US Drones Kill Innocent Civilians, Crisis Group says
In a critical report issued today, the Brussels-based International Crisis Group said the US Central Intelligence Agency's secretive drone strike program has killed significant numbers of Al Qaeda and Taliban leaders but has also caused the deaths of scores of innocent civilians.
The ICG put the blame for the deaths of innocent civilians "in part because of ‘signature strikes' that target groups of men based on behavior patterns associated with terrorist activity rather than known identities."
Nine years after the first strike in Pakistan's Federally Administered Tribal Areas, the report said, "the US refuses to officially acknowledge the CIA-run program, while Pakistan denies consenting to it. This secrecy undermines efforts to assess the program's legality or its full impact on FATA's population."
While the drone strikes may disrupt militant groups' capacity to plan and execute cross-border attacks on NATO troops and to plot attacks against the US homeland, "they cannot solve the fundamental problem. The ability of those groups to regroup, rearm and recruit will remain intact so long as they enjoy safe havens on Pakistani territory and efforts to incorporate FATA into the constitutional mainstream are stifled."
The IDG estimated that at least 350 drone strikes have been carried out, mostly in North Waziristan, South Waziristan and Kurram agencies.
Accurate assessments of collateral damage are impossible, the report said. Independent researchers, facing significant military and militant-imposed barriers to access, rely primarily on media reports that depend largely on anonymous US government and/or Pakistani military sources - "each with a vested interest in under- or over-reporting civilian casualties."

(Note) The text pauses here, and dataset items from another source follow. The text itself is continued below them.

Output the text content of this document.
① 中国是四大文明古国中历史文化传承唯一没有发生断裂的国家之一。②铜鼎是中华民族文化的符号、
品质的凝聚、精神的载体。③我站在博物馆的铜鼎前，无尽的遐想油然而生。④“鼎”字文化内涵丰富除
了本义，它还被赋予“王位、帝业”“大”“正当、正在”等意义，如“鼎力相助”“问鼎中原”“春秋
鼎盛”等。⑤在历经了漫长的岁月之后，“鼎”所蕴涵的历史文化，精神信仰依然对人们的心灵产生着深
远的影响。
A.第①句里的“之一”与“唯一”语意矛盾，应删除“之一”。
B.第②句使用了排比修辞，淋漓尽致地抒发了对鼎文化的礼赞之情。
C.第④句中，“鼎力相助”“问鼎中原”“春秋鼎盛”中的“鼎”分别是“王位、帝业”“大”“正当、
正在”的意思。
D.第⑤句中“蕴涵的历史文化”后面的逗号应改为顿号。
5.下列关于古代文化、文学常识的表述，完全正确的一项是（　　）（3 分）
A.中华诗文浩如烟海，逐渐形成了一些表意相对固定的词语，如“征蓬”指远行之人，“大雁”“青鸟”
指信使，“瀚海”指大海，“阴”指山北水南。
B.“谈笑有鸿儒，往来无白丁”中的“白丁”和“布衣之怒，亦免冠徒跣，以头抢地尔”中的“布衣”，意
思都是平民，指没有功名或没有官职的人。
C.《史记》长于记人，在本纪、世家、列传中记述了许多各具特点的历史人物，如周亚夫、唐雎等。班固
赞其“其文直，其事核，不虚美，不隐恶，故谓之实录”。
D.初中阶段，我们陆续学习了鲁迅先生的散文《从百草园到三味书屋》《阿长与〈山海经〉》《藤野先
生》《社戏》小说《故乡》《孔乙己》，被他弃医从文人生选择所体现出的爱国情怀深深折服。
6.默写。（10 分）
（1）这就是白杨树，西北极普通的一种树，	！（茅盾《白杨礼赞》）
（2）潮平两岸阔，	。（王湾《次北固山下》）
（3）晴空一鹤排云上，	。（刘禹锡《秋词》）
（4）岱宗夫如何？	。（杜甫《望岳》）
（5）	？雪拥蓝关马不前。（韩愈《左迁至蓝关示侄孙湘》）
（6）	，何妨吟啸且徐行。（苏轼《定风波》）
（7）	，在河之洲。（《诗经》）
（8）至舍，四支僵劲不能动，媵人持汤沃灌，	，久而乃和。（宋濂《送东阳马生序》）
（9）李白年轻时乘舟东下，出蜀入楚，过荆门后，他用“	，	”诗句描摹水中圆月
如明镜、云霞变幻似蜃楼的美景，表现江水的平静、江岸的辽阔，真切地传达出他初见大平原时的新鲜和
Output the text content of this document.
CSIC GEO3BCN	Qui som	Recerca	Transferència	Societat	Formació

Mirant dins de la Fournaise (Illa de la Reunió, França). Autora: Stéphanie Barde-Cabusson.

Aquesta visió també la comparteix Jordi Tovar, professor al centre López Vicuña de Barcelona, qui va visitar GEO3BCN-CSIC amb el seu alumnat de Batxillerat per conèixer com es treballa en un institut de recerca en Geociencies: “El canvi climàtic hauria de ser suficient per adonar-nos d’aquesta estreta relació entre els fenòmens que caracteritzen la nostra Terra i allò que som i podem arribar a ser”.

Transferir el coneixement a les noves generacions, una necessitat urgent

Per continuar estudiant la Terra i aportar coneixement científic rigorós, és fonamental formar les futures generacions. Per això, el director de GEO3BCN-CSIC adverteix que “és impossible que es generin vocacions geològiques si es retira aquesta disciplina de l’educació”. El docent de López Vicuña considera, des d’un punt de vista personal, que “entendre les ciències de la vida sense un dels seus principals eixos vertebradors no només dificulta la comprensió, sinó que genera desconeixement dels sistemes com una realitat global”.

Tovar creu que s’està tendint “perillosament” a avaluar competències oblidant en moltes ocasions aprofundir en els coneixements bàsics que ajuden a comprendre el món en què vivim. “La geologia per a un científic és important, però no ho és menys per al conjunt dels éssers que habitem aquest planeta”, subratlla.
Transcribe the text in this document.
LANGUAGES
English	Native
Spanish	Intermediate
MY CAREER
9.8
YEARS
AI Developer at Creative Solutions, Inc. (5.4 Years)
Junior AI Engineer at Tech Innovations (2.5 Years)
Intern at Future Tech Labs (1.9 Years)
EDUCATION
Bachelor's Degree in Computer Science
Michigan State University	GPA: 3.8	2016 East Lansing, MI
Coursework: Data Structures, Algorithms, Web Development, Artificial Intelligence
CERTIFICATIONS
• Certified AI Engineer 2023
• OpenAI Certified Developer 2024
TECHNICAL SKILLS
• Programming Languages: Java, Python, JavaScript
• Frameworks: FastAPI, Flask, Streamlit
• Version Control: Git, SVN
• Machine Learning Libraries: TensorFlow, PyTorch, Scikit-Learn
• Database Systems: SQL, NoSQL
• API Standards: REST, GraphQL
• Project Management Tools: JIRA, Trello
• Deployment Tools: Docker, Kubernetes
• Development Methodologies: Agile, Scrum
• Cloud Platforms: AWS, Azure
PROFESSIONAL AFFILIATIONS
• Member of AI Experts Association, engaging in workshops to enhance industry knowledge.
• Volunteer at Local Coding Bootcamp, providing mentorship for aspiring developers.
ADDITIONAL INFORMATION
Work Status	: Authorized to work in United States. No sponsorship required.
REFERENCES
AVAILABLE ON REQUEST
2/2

Fearing retaliation from either militants or military, those questioned independently in the tribal areas refuse to give their real feelings about the attacks.
"For the same reasons, it is hard to determine with any precision the strategic impact of the drone campaign," the report said. "While reported signature strikes may in particular fuel local alienation, at the same time, the deaths of senior, highly experienced commanders are certainly a hard blow for the militants."
The report termed Pakistan's attitude towards the strikes "bordering on the schizophrenic. Rather than inherently opposing the strikes, its leadership, in particular its military, seeks greater control over target selection. This is often to punish enemies, but sometimes, allegedly, to protect militants who enjoy good relations with, or support from, the military - leaders of the Haqqani network, for example, or some Pakistani Taliban groups with whom the military has made peace deals."
Despite loud criticism of the program for violating the country's sovereignty, the fact is that the country's leaders consent to and actively cooperate with it, the report says, including former President Pervez Musharraf in April 2013 and by then-Prime Minister Yousuf Raza Gilani in 2008 and 2010. Musharraf's military regime allowed the CIA access to at least two airbases, Shamsi in southern Balochistan and Shahbaz in Sindh's Jacobabad district, for intelligence gathering and collaboration.
"While drones have not themselves caused the political falling out between Washington and Islamabad, the Pakistani military has attempted to take advantage of downturns in the relationship to leverage greater control over drone targets," the report notes. "Even after the US vacated the Shamsi base in December 2011, some level of Pakistani sanction for the strikes continues."
The Pakistani military has condemned strikes against anti-Afghanistan-oriented jihadi allies including Badruddin Haqqani, the Haqqani network's third in command, but supports strikes against its internal enemies, such as Maulvi Dadullah, the leader of the Pakistani Taliban in Bajaur Agency who was killed in a drone strike in Afghanistan's Kunar province that same month.
The ICG called on the Obama administration to "terminate any practice, such as the reported signature strikes, that does not comply with principles of international humanitarian and human rights law. It must also introduce transparency to the drone program, including its governing rules, how targets are selected and how civilian damage is weighed.
The organization also called on the US to transfer management from the CIA to the Defense Department to establish clearer lines of authority and accountability, including greater congressional and judicial oversight.
"While the U.S. and international debate over legitimacy and control of drone strikes is highly important, drones are not a long-term solution to the problem they are being deployed to solve - destruction of local, regional and wider transnational jihadis who operate out of Pakistan's tribal belt."
The US should pressure the Pakistanis to abandon any logistical or other support to violent extremists, including by more rigorously applying existing conditions on security assistance; and encouraging and supporting efforts by the elected leadership in Islamabad to extend the state's writ to the federally administered territories.
"Similarly, if Pakistan is genuinely committed to ending strikes on its territory, it should realize that its strongest case against the drone program lies in overhauling an anachronistic governance system so as to establish fundamental constitutional rights and genuine political enfranchisement in FATA, along with a state apparatus capable of upholding the rule of law and bringing violent extremists to justice."